In your primary house, you have a fireproof vault where you regularly keep copies of your important documents such as birth certificate, driving licence and passport. In the event of a fire, you can retrieve these documents to identify yourself or use them for other purposes, such as home insurance claims.

Similarly, on AWS, the back and restore (DR) strategy involves regularly backing up your data to the cloud. This involves regularly backing up your data to the cloud. In the event of any disasters, you can use these backups to restore lost data and applications. This strategy can be applied to both single-region and multi-region implementations. For a single region, you can copy the data to a different account, while for a multi-region, you can copy the data into your secondary region and retrieve it when needed.

Pilot Light Strategy

Imagine a vacation home that you plan to use only occasionally. It's not fully furnished or equipped for daily living; it has a minimal/basic structure in place, just like in the picture above. You could make it habitable with some effort, but it's not ready for immediate occupancy.

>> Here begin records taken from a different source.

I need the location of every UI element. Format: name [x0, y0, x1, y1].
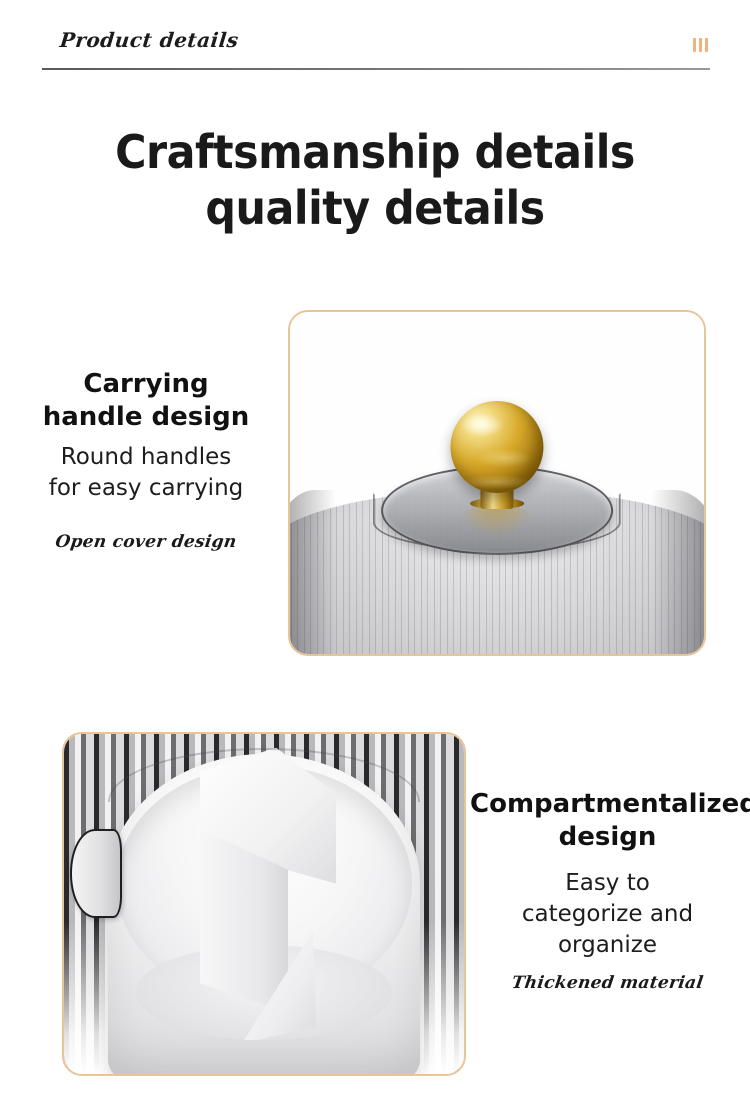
menu-bar-3 [705, 38, 708, 52]
section-2-subtext-line-1: Easy to [565, 870, 650, 896]
page-title-line-2: quality details [26, 180, 724, 236]
compartment-scene [64, 734, 464, 1074]
section-1-heading: Carrying handle design [10, 368, 282, 434]
menu-bar-1 [693, 38, 696, 52]
section-carrying-handle-text: Carrying handle design Round handles for… [10, 368, 282, 552]
lid-scene [290, 312, 704, 654]
jar-shadow-right [638, 490, 704, 654]
section-2-subtext: Easy to categorize and organize [470, 868, 745, 961]
product-image-frame-compartments [62, 732, 466, 1076]
section-1-script-note: Open cover design [9, 532, 284, 552]
header-divider [42, 68, 710, 70]
section-2-heading: Compartmentalized design [470, 788, 745, 854]
section-1-subtext-line-1: Round handles [61, 444, 231, 470]
jar-shadow-left [290, 490, 348, 654]
section-2-heading-line-2: design [559, 822, 657, 852]
section-compartmentalized-text: Compartmentalized design Easy to categor… [470, 788, 745, 993]
side-carry-handle [70, 829, 122, 917]
section-2-subtext-line-3: organize [558, 932, 657, 958]
page-title-line-1: Craftsmanship details [26, 124, 724, 180]
section-1-subtext-line-2: for easy carrying [49, 475, 244, 501]
section-2-subtext-line-2: categorize and [522, 901, 693, 927]
page-header: Product details [0, 0, 750, 80]
product-photo-glass-lid [290, 312, 704, 654]
product-photo-compartment-interior [64, 734, 464, 1074]
gold-knob-highlight [450, 401, 543, 493]
section-1-subtext: Round handles for easy carrying [10, 442, 282, 504]
page-title: Craftsmanship details quality details [26, 124, 724, 236]
header-title: Product details [59, 28, 240, 52]
menu-bars-icon[interactable] [693, 38, 708, 52]
section-1-heading-line-2: handle design [43, 402, 250, 432]
section-1-heading-line-1: Carrying [83, 369, 208, 399]
section-2-heading-line-1: Compartmentalized [470, 789, 750, 819]
section-2-script-note: Thickened material [469, 973, 747, 993]
menu-bar-2 [699, 38, 702, 52]
product-details-page: Product details Craftsmanship details qu… [0, 0, 750, 1119]
product-image-frame-lid [288, 310, 706, 656]
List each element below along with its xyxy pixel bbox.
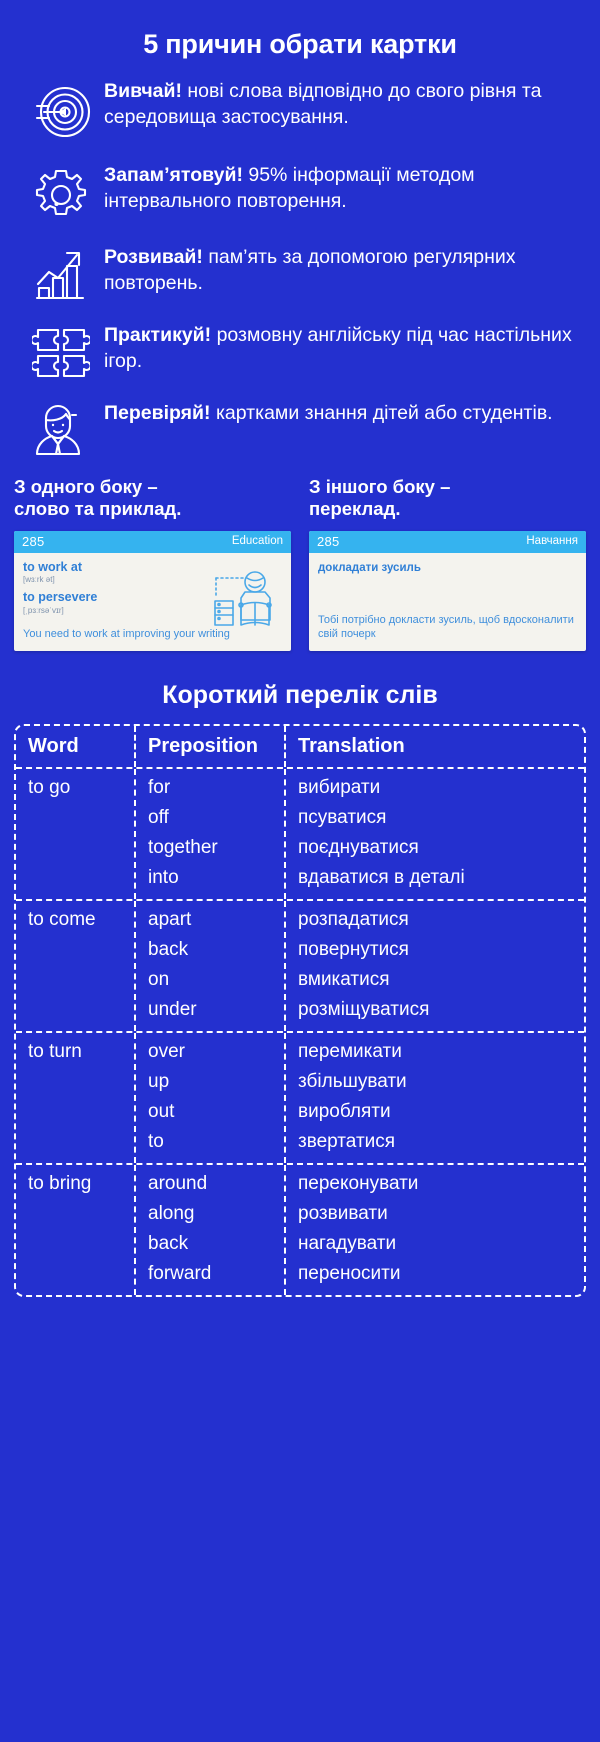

This analogy closely resembles the pilot light disaster recovery (DR) strategy on AWS. The infrastructure in the recovery region is minimalistic, similar to the basic structure of a vacation home. It provides the core components needed to run your applications but lacks the fully configured environment required for production workloads. When a disaster occurs, you must provision additional resources, configure applications, and perform other manual tasks before the recovery region can fully handle production traffic.

Warm Standby Strategy

With the warm standby approach, your vacation home is fully built but needs to be fully furnished and stocked. It is ready for immediate use, though it may not have all the amenities and personal touches of your primary residence.

Similarly, the warm standby DR strategy on AWS involves maintaining a scaled down, but fully functional, copy of your production environment in the recovery region. This replica is kept up-to-date with data changes, but it may not be running at full capacity or serving all application components. When a disaster occurs, you can quickly failover to recovery region, minimising downtime.

Multi-Site Active/Active Strategy

With the active/active approach, both your primary residence and vacation home are fully equipped and ready for daily use. You can comfortably switch between them depending on your needs or preferences. You can have your family living in your vacation home while you reside in your primary home or vice versa.

The multi-site active/active DR strategy on AWS mirrors this concept. You have two production environments running simultaneously in different regions, each serving a portion of your application traffic. This strategy offers the highest availability and lowest recovery time objective but comes with the highest cost and complexity.

Closing Thoughts

In this article, I aimed to explain key AWS disaster recovery concepts in an easy-to-understand manner. By comparing cloud computing strategies to everyday household scenarios, my goal was to make complex technical ideas simple and accessible. Though concepts such as Availability Zones and recovery time objectives may be familiar to those with a technology background, they can be challenging for those without a tech background.

I hope that these simplified explanations shed light on AWS disaster recovery in a way that resonates with everyone. If this piece has helped demystify even one core concept for you, then it has achieved its purpose.